All we mean when we say a network is learning is that it is minimizing its cost function. 



So let's keep in mind: 


- We have multiple layers of neurons, weights, biases to start with
- These represent a progression from 784 inputs to one result
- And we have test data including *correct* answers
- So we can determine cost function values across the entire test dataset
- And this cost function $C$ has a mean value
- And somehow we can calculate the gradient of $C$: A 13,000 element vector
    - Whose elements indicate changes to apply; by both sign and magnitude
    - ...so that we can start over with new weights; and iterate


Then there is **the test**: Score a version of the network on data it has never seen before.

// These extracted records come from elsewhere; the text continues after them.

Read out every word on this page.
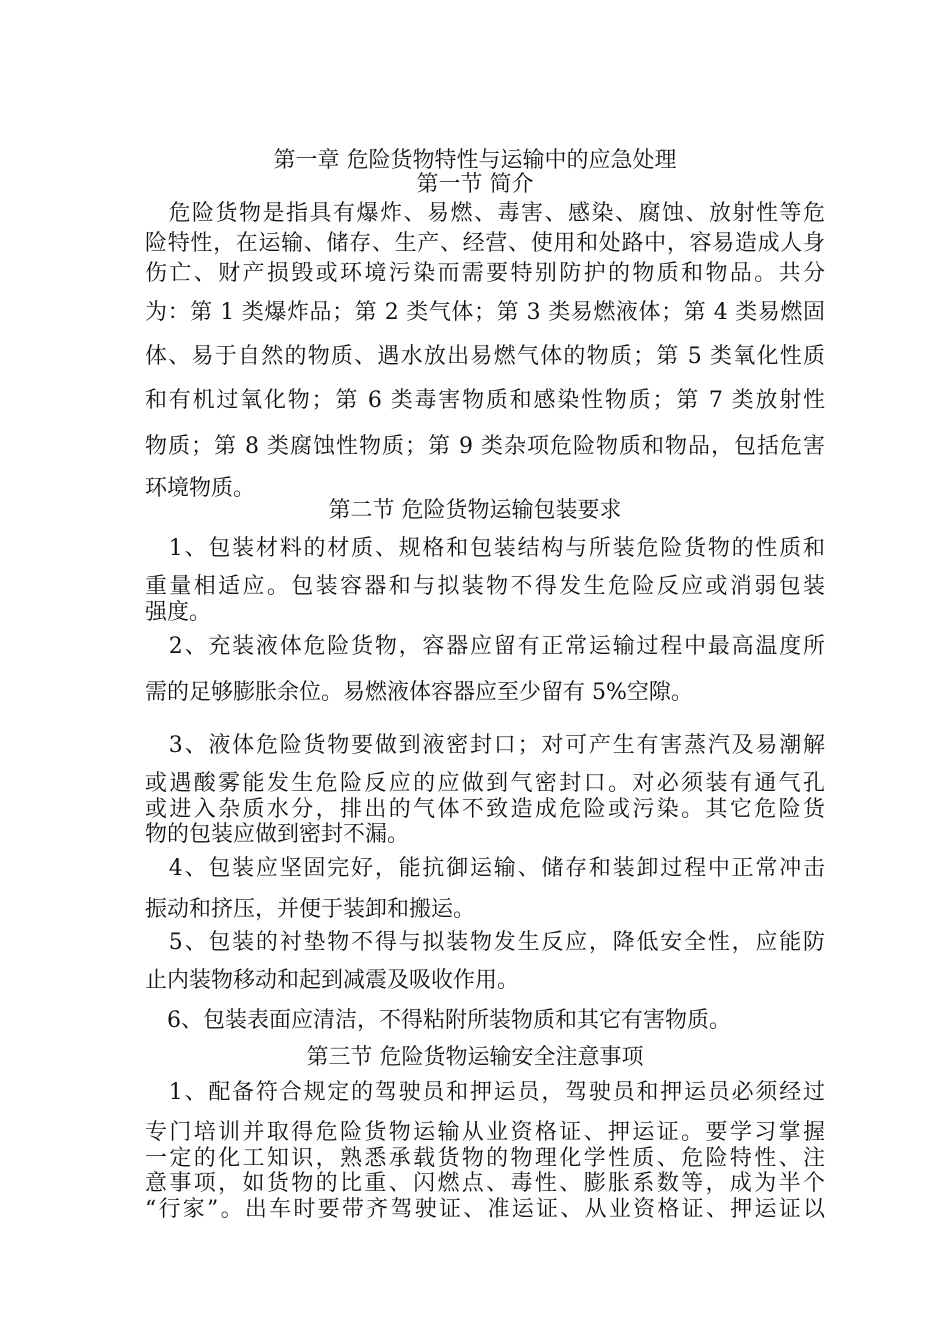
第一章 危险货物特性与运输中的应急处理
第一节 简介
　危险货物是指具有爆炸、易燃、毒害、感染、腐蚀、放射性等危
险特性，在运输、储存、生产、经营、使用和处路中，容易造成人身
伤亡、财产损毁或环境污染而需要特别防护的物质和物品。共分
为：第 1 类爆炸品；第 2 类气体；第 3 类易燃液体；第 4 类易燃固
体、易于自然的物质、遇水放出易燃气体的物质；第 5 类氧化性质
和有机过氧化物；第 6 类毒害物质和感染性物质；第 7 类放射性
物质；第 8 类腐蚀性物质；第 9 类杂项危险物质和物品，包括危害
环境物质。
第二节 危险货物运输包装要求
　1、包装材料的材质、规格和包装结构与所装危险货物的性质和
重量相适应。包装容器和与拟装物不得发生危险反应或消弱包装
强度。
　2、充装液体危险货物，容器应留有正常运输过程中最高温度所
需的足够膨胀余位。易燃液体容器应至少留有 5%空隙。
　3、液体危险货物要做到液密封口；对可产生有害蒸汽及易潮解
或遇酸雾能发生危险反应的应做到气密封口。对必须装有通气孔
或进入杂质水分，排出的气体不致造成危险或污染。其它危险货
物的包装应做到密封不漏。
　4、包装应坚固完好，能抗御运输、储存和装卸过程中正常冲击
振动和挤压，并便于装卸和搬运。
　5、包装的衬垫物不得与拟装物发生反应，降低安全性，应能防
止内装物移动和起到减震及吸收作用。
　6、包装表面应清洁，不得粘附所装物质和其它有害物质。
第三节 危险货物运输安全注意事项
　1、配备符合规定的驾驶员和押运员，驾驶员和押运员必须经过
专门培训并取得危险货物运输从业资格证、押运证。要学习掌握
一定的化工知识，熟悉承载货物的物理化学性质、危险特性、注
意事项，如货物的比重、闪燃点、毒性、膨胀系数等，成为半个
“行家”。出车时要带齐驾驶证、准运证、从业资格证、押运证以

### Does the network behave understandably?



- No. 
- The weights from the 784 layer to the 16 layer (when viewed as 28 x 28 images) are just random-looking...
- ...all 16 of them...
- ...and will classify random junk as a particular digit with high confidence
- ...and has no mechanism to actually *draw* an archetype 3


Grant observes that there is no mechanism in the system for uncertainty. The result vectors
for example are always certain: 9 zeros and a single 1.


The video concludes with remarks on "memorizing the dataset" by means of all these parameters; 
what I suspect is called over-fitting.


## Video 3: Backpropagation: Plausible story


- Backpropagation as a compelling story without notation or calculus
- Consider weights and activations in the penultimate layer
    - Proceeding from the weighted sum: Converse concept:
        - "Modify Weights where Activations are high for impact!"
        - "Modify Activations where Weights are high for impact!"
    - Complexity concept:
        - We are considering 10 (not just the correct +1 neuron) end activations
        - Multiplexing means individual cases are given a vote, not final say


We want to find a minimum, hence gradient descent. 

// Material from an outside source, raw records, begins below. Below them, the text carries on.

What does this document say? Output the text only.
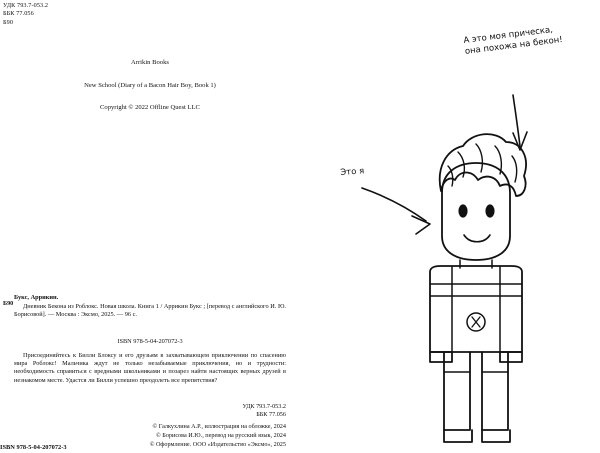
УДК 793.7-053.2
ББК 77.056
Б90
Б90
Arrikin Books
New School (Diary of a Bacon Hair Boy, Book 1)
Copyright © 2022 Offline Quest LLC
Букс, Аррикин.
Дневник Бекона из Роблокс. Новая школа. Книга 1 / Аррикин Букс ; [перевод с английского И. Ю. Борисовой]. — Москва : Эксмо, 2025. — 96 с.
ISBN 978-5-04-207072-3
Присоединяйтесь к Билли Блоксу и его друзьям в захватывающем приключении по спасению мира Роблокс! Мальчика ждут не только незабываемые приключения, но и трудности: необходимость справиться с вредными школьниками и позарез найти настоящих верных друзей в незнакомом месте. Удастся ли Билли успешно преодолеть все препятствия?
УДК 793.7-053.2
ББК 77.056
© Галкухлина А.Р., иллюстрация на обложке, 2024
© Борисова И.Ю., перевод на русский язык, 2024
© Оформление. ООО «Издательство «Эксмо», 2025
ISBN 978-5-04-207072-3
А это моя прическа,
она похожа на бекон!
Это я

## Video 4: Backpropagation: Calculus basis


"What is SGD?"


- Backpropagation as calculus
- Principle idea is multi-variate calculus chain rule
- A given end-neuron (e.g. answer = 3) is impacted by an activation (from the prior neuron layer), a weight and a bias
- The idea is to get the gradient of the cost function in terms of chain rule partial derivatives
- Back-prop refers to chaining backwards up the network until you arrive at the stimuls activation layer. These can not be modified.
- Also we can think in terms of modifying other feeder neuron activation layers...
    - ...but this is actually expressed in terms of -- in turn -- that neuron's inbound weight and bias
- The other dial here
    - We calculate the cost function gradient for one input case
    - ...but in fact we do some sort of average over many training inputs
    - ...but not every single one as this becomes computationally prohibitive
    - ...so we resort to random samples creating cohorts
    - ...hence stochastic
    - ...hence stochastic gradient descent
    - ...hence SGD 
 

## Video 5: GPT


* Transformers are the next key idea
    * Consist of alternating **Attention Blocks** and **Perceptron Blocks**
    * Predict the next word by generating a pdf over a set of words
* First we need encoding as tokens (words or fragments)
* Then we need embedding: Each token is assigned a vector value
    * The vector space is "defined" by the model
    * Similar words (I use words instead of tokens as roughly equivalent)...
        * ...wind up with roughly aligned vector values
    * The processing step is now to iterate through Attention and Perceptron blocks
        * The Attention block allows the series of vectors to interact with one another
            * ...hence the vector elements are modified
        * The Perceptron blocks operate on the vectors in parallel
            * ...so no interactivity in this step
            * "Multi-layer Perceptrong" or equivalently "Feed Forward Layer"
            * What this does is, for now, a mystery
                * ...but it is certainly more linear algebra
        * There is also some normalization going on, in passing
     
The end result is understood as the now-thoroughly-modified last vector in
the token sequence. And this modified vector is then used to generate the pdf,
a distribution of probabilities for a set of possible "next words".